Choral Evensong is back at St Mary’s after the Christmas carol service season. The next service is on Sunday 5th February at 6.30pm.
For the responses we continue to explore settings written in the last century with those by Philip Radcliffe (1905-1986), who went to King’s College, Cambridge as an undergraduate, was appointed a Fellow in 1931 and pretty well never left. He was primarily a teacher and critic but was an enthusiastic composer, whose style was described in The Times obituary as ‘Vaughan-Brahms’. His responses were written between Good Friday and Easter Day in 1972 for Edington – flash of inspiration, last minute activity or well in advance of commission for annual August Festival? They include a full Gloria and a setting of the Lord’s Prayer.

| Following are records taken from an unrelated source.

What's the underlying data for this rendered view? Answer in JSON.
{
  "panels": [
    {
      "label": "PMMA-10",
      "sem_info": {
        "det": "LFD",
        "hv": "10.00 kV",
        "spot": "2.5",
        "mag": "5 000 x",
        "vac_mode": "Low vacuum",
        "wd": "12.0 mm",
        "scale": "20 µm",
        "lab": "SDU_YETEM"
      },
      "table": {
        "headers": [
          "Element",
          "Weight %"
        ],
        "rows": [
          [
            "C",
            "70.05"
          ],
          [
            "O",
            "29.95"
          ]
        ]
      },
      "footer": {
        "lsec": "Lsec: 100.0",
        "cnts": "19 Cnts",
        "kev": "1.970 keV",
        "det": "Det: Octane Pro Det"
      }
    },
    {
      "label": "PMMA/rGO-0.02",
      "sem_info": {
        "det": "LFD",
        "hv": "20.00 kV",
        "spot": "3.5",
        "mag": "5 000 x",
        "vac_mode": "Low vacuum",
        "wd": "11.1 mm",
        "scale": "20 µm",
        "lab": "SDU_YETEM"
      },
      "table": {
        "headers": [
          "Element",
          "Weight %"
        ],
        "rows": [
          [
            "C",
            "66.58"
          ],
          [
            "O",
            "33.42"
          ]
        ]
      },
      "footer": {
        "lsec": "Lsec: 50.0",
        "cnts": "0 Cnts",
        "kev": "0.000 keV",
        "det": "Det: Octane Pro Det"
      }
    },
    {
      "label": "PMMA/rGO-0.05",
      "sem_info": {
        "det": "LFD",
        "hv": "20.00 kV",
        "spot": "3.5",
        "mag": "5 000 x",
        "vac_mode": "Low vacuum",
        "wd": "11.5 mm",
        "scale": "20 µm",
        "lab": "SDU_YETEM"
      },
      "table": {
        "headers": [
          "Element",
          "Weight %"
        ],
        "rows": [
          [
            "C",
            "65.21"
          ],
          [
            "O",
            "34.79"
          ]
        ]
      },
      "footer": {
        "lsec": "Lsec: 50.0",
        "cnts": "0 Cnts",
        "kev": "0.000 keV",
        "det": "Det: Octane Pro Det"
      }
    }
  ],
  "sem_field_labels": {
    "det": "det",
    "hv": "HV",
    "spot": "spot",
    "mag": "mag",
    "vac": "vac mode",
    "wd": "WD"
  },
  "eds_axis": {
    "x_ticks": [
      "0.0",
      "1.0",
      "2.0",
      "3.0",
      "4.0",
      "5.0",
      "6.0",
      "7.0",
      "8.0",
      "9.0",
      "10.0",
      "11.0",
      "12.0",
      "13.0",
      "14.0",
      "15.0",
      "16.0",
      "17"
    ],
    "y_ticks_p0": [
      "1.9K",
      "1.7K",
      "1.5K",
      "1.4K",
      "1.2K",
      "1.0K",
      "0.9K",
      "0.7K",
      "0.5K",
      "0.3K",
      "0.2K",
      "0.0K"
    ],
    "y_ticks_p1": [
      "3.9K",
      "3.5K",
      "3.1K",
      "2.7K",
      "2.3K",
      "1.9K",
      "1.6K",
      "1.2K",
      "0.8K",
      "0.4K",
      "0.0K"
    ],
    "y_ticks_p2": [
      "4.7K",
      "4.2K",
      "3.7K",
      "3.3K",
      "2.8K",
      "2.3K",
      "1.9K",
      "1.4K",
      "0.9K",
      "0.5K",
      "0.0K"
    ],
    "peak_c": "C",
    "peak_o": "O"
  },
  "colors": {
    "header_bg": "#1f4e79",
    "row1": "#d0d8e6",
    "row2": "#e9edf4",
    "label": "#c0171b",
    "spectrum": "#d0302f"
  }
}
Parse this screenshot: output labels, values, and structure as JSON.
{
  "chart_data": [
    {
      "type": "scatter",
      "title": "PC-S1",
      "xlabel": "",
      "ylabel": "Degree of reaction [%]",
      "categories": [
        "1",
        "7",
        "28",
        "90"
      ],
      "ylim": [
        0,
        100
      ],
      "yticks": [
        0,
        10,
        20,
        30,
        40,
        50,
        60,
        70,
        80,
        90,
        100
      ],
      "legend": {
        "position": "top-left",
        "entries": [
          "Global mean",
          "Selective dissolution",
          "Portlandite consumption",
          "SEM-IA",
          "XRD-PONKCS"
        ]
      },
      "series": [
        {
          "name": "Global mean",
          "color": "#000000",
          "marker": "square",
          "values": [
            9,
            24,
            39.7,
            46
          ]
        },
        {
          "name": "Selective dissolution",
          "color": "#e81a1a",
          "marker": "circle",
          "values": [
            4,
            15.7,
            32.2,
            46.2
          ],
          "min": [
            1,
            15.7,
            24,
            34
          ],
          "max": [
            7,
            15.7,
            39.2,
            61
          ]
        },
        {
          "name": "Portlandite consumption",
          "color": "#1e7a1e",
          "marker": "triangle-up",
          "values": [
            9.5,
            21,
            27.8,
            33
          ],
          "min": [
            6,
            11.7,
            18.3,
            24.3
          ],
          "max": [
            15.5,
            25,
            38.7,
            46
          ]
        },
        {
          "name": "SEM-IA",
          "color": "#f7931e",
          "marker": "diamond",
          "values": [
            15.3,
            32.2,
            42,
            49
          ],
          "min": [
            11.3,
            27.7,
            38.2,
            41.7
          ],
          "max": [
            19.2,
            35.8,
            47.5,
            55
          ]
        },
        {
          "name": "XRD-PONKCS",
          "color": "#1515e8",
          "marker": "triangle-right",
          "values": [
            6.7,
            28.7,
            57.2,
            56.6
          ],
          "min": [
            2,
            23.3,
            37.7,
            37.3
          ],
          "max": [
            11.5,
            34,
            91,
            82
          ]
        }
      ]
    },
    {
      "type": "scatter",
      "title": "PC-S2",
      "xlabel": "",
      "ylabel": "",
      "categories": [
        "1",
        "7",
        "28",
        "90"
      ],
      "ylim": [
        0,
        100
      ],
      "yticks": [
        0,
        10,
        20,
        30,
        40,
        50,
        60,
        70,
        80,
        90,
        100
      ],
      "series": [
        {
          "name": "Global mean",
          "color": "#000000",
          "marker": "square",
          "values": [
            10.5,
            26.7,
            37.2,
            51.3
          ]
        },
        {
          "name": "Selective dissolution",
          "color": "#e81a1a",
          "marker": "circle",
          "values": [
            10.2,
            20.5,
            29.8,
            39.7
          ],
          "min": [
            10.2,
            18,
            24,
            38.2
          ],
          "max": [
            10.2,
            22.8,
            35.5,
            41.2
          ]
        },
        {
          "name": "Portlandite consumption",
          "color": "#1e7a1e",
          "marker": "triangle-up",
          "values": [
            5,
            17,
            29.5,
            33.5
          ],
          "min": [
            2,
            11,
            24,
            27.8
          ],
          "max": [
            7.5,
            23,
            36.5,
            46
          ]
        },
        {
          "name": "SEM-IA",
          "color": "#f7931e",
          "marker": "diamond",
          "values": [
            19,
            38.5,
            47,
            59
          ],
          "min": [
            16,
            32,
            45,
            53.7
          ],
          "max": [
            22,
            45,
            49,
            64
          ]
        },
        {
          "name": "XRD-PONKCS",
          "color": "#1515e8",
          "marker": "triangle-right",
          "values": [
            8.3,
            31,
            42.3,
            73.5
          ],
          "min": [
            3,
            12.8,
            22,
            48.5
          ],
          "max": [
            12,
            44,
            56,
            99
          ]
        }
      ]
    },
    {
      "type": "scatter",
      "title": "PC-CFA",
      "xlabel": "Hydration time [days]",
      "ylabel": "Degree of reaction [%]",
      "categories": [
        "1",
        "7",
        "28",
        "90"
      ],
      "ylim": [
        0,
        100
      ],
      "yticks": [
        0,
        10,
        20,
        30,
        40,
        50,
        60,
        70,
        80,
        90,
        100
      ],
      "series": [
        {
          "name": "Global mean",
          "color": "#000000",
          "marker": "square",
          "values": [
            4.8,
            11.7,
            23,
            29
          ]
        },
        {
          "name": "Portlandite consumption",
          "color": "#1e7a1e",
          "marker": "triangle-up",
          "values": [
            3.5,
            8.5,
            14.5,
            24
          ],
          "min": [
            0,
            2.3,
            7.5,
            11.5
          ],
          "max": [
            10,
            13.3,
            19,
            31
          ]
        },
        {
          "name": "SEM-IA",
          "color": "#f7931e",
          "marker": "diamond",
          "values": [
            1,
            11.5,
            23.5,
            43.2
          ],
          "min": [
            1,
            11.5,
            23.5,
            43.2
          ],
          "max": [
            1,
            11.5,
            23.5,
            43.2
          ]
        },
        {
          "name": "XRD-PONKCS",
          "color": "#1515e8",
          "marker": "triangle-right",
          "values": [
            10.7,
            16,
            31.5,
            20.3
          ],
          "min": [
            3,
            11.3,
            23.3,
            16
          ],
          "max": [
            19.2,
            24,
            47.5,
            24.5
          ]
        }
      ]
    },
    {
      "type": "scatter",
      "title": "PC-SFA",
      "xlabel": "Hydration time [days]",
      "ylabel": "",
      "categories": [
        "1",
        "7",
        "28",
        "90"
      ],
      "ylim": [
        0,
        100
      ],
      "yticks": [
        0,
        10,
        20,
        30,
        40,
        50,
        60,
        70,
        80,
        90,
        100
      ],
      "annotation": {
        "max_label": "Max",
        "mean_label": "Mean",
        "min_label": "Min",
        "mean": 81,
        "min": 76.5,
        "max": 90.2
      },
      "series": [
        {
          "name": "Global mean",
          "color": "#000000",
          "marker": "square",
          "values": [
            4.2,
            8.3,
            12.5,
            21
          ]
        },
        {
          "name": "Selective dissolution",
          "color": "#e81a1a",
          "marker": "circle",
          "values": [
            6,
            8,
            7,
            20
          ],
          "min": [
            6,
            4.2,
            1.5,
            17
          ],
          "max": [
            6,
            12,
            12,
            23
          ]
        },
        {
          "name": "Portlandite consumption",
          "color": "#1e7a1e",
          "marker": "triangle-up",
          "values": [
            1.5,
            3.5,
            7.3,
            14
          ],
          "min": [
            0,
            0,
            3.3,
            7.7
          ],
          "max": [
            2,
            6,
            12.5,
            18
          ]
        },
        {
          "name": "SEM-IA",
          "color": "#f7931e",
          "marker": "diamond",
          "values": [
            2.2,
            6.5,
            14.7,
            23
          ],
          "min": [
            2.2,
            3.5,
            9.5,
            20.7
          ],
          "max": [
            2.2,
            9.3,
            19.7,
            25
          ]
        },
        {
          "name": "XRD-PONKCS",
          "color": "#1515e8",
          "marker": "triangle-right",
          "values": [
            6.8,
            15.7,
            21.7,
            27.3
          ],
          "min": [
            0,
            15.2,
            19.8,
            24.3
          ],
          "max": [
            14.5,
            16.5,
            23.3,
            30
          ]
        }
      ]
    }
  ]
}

The Magnificat and Nunc Dimittis will be sung to Watson in E. Sydney Watson (1903-1991) was organ scholar at Keble College (1922-5) and organist at New College (1933-8). Either side of these he held several teaching posts before being appointed Precentor (effectively Director of Music) at Eton College in 1946. He returned to Oxford in 1955 as organist of Christ Church Cathedral. It gave him a certain pleasure to have made the journey from Eton to Christ Church in the reverse direction from Charles Lloyd in the 1890s and Henry Ley in the 1920s. A major development of his time was the introduction of choral scholars in 1960 as the six lay clerks who had 150 years’ service between them came towards retirement. He broadened the repertoire introducing more Byrd and Britten, and explored the masses of Palestrina, Lassus and Victoria. He was a man with an infectious sense of humour, often using his stutter without embarrassment to confuse his listener. His eyes would twinkle as he described this Magnificat and Nunc Dimittis as “Me in E”, and I once saw him close one of the stops on the organ with his nose, almost certainly purely for the benefit of his audience.
Watson was more of a performer than a composer, but he continued the tradition of cathedral organists in adding a few of his own works to the repertoire. Among others still sung today are the evening canticles in E flat for trebles alone and the motet ‘O most merciful’. The setting in E was written for New College in the mid 1930s. On the page, it looks deceptively easy and, with almost no word repetition, it is one of the shorter works of this type. But it has much variety of texture from simple unison lines to divisi tenors and basses and full choir with strong organ support. The harmony is inventive.
The anthem is to be Whitlock’s “Be still, my soul”. Percy Whitlock (1903-1946) held organist posts in Rochester and Bournemouth, where he was also municipal organist at the Pavilion: we heard his rousing Paean in October. This anthem is much more restrained. It was published in 1930, suggesting that it comes from his Rochester period. The three verses proceed with organ interludes and a setting of the words which makes for easy understanding. These words are not those of HON 54 (Be still, my soul: the Lord is on your side) which we sing to Sibelius’s memorable theme from Finlandia, but are a poem by WD Maclagan (Be still, my soul, for God is near; the great high priest is with thee now). William Dalrymple Maclagan (1826-1910) was archbishop of York from 1891 to 1908, and as such crowned Queen Alexandra at the 1902 coronation.
Whenever Jonathan Goodchild thinks of Reger, he is reminded of the story of a notice said to have appeared in the Abbey during the organ festival which read “Please God, no more Reger”; nevertheless he’s giving us some! Max Reger (1873-1916) was a gifted pianist and organist who composed a huge amount of music in a relatively short time. His style fuses the chromaticism of the late nineteenth century with the German tradition of Beethoven and Brahms, and particularly the counterpoint of JS Bach. The voluntary for this choral evensong is the Passacaglia in D minor and a fine piece it is to end the service. It would be easy to get worked up about the difference between passacaglia, ground bass and chaconne. They all use recurring patterns, but a chaconne is composed on a repeating chord sequence, while the other two are thematic. The greatest of all ground bass composers, Henry Purcell, wrote a melody over the bass which drew the attention away from the bass; Dido’s Lament is a fine example. With passacaglia, you’re supposed to follow the line throughout. Reger’s Passacaglia is modelled very closely on Bach’s great work in C minor: it has the same rhythmic pattern, the same length of phrase, and the same overall shape. We hear the theme first on the pedals, and it remains there for the following 12 variations, in which the excitement is gradually built up by quicker note values in the upper parts, more complex harmony and, of course, a controlled crescendo. In the last variation, the music moves into the major key.